Perhaps the most significant difference between the Gartner and IDC numbers are the amount of units sold by makers in the "other" category, with IDC seeing nearly one million more shipments than Gartner. This amounts to a 6.9 percent gap between the two research firms and likely accounts in part for IDC's estimated one percent growth in overall domestic shipments.

"Slow growth in the U.S. shows that despite interesting and new form factors like all-in-one (AIO) desktop PCs and Ultrabook–class notebook PCs, the market remains conservative and focused on replacements," said IDC Vice President of Worldwide Consumer Device Trackers Loren Loverde. "We expect vendors, retailers and channel partners to be working very hard this year to focus their product lines and their general operations as they prepare for the year-end holiday season, because that alone will likely determine if there is any growth at all in the U.S. market in 2012."
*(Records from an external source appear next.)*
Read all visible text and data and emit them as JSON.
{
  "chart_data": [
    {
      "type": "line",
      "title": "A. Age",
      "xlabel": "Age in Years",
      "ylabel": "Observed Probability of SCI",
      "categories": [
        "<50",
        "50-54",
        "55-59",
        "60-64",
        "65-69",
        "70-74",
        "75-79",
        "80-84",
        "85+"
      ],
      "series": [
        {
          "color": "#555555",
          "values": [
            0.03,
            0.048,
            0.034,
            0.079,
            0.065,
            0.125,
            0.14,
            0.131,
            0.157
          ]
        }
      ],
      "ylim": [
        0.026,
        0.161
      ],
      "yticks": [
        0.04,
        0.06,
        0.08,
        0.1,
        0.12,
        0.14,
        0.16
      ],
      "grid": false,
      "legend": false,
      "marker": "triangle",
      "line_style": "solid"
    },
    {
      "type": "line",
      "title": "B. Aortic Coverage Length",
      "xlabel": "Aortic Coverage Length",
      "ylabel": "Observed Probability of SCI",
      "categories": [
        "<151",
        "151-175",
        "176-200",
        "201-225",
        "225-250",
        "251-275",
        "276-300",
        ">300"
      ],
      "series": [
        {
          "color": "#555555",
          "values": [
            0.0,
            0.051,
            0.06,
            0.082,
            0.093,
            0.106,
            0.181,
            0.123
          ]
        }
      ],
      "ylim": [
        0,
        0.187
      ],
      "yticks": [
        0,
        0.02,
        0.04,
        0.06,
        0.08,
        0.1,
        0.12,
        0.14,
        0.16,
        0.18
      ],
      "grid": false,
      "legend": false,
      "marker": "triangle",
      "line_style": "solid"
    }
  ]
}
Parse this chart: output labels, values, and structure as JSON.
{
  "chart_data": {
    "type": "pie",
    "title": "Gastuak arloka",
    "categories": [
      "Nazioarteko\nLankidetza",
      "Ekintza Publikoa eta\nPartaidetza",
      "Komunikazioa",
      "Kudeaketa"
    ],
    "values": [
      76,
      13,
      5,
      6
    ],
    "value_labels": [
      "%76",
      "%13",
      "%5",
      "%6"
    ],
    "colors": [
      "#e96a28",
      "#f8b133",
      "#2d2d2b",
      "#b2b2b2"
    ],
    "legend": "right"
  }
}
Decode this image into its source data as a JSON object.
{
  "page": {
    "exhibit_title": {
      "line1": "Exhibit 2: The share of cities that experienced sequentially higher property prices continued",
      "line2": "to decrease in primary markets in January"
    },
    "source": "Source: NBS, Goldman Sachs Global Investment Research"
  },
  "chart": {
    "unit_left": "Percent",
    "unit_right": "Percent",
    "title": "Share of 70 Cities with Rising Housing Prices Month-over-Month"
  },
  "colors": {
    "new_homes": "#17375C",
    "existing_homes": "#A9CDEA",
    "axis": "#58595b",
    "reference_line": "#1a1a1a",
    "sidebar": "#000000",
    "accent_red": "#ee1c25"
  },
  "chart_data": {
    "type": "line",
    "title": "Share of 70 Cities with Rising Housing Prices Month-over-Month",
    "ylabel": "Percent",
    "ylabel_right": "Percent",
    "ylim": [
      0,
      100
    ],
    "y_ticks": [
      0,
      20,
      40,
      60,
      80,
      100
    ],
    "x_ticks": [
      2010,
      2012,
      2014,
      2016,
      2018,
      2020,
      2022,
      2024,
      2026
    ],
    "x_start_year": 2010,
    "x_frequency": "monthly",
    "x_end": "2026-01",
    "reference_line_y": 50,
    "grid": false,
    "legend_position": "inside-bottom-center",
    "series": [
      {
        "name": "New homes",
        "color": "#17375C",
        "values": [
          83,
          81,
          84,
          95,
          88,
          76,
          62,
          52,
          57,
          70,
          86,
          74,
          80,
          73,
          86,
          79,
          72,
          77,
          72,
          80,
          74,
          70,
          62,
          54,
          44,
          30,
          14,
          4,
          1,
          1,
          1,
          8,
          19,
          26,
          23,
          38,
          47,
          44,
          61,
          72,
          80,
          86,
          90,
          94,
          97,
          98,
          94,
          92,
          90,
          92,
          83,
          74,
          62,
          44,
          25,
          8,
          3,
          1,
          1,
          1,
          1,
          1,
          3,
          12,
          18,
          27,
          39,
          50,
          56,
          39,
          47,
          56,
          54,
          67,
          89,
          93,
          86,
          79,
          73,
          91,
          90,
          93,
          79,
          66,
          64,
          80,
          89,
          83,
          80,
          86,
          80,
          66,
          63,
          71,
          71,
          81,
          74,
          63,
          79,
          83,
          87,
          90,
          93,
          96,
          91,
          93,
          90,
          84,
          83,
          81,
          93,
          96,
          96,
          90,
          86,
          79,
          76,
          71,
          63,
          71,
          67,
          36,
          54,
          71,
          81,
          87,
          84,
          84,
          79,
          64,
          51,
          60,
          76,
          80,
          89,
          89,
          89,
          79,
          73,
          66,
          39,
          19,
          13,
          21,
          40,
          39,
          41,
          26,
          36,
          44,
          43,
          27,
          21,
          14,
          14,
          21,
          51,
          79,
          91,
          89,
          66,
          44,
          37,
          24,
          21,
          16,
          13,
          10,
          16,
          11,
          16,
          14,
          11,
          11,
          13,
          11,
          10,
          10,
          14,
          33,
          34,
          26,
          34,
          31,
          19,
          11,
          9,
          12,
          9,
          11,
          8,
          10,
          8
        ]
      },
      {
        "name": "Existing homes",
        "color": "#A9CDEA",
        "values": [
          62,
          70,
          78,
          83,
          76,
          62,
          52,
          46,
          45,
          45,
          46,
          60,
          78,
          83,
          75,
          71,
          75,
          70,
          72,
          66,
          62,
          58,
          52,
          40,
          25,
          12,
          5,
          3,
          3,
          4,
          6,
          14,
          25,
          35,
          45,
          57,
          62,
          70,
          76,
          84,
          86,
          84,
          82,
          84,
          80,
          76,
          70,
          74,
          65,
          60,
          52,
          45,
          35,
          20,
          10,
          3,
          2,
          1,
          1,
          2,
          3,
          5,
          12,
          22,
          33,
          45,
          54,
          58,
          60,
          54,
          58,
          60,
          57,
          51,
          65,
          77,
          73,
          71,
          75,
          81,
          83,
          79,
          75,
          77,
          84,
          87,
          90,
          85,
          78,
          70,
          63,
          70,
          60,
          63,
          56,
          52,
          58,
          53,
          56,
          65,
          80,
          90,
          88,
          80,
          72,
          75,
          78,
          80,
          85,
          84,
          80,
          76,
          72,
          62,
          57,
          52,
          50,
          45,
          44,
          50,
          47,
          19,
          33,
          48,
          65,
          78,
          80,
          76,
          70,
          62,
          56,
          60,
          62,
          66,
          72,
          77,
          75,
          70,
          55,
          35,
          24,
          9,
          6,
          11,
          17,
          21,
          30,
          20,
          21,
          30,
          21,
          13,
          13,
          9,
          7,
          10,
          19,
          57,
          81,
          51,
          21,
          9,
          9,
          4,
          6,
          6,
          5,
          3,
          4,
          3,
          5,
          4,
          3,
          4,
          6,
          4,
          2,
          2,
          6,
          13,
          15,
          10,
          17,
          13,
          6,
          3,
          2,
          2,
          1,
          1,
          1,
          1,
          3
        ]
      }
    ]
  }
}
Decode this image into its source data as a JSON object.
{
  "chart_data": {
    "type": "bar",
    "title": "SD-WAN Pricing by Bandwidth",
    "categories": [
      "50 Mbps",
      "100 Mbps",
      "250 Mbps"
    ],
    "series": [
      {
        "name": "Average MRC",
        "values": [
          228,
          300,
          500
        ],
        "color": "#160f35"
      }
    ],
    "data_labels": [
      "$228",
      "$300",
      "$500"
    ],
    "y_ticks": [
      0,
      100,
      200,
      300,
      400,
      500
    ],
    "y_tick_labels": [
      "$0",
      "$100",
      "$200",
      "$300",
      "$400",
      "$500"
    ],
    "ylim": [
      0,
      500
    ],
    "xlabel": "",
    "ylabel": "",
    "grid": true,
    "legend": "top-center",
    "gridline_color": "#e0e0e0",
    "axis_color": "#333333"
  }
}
Over 87 million units were shipped worldwide as the market saw a slight increase of 2.3 percent from last year. IDC partly blames the slow growth on the availability of hard drives, which were constrained in the first quarter due to flooding in Thailand. The firm is looking ahead to stronger sales as HDD supply stabilizes and Microsoft launches its next generation Windows 8 operating system.

""Nevertheless, history has shown that periods of slower growth are followed by recovery as improving technologies make replacements as well as new purchases increasingly compelling," Loverde said. "As a result, we expect PC shipments to pick up significantly by the fourth quarter and beyond as HDD supply and pricing are normalized, Windows 8 is launched, and replacements pick up."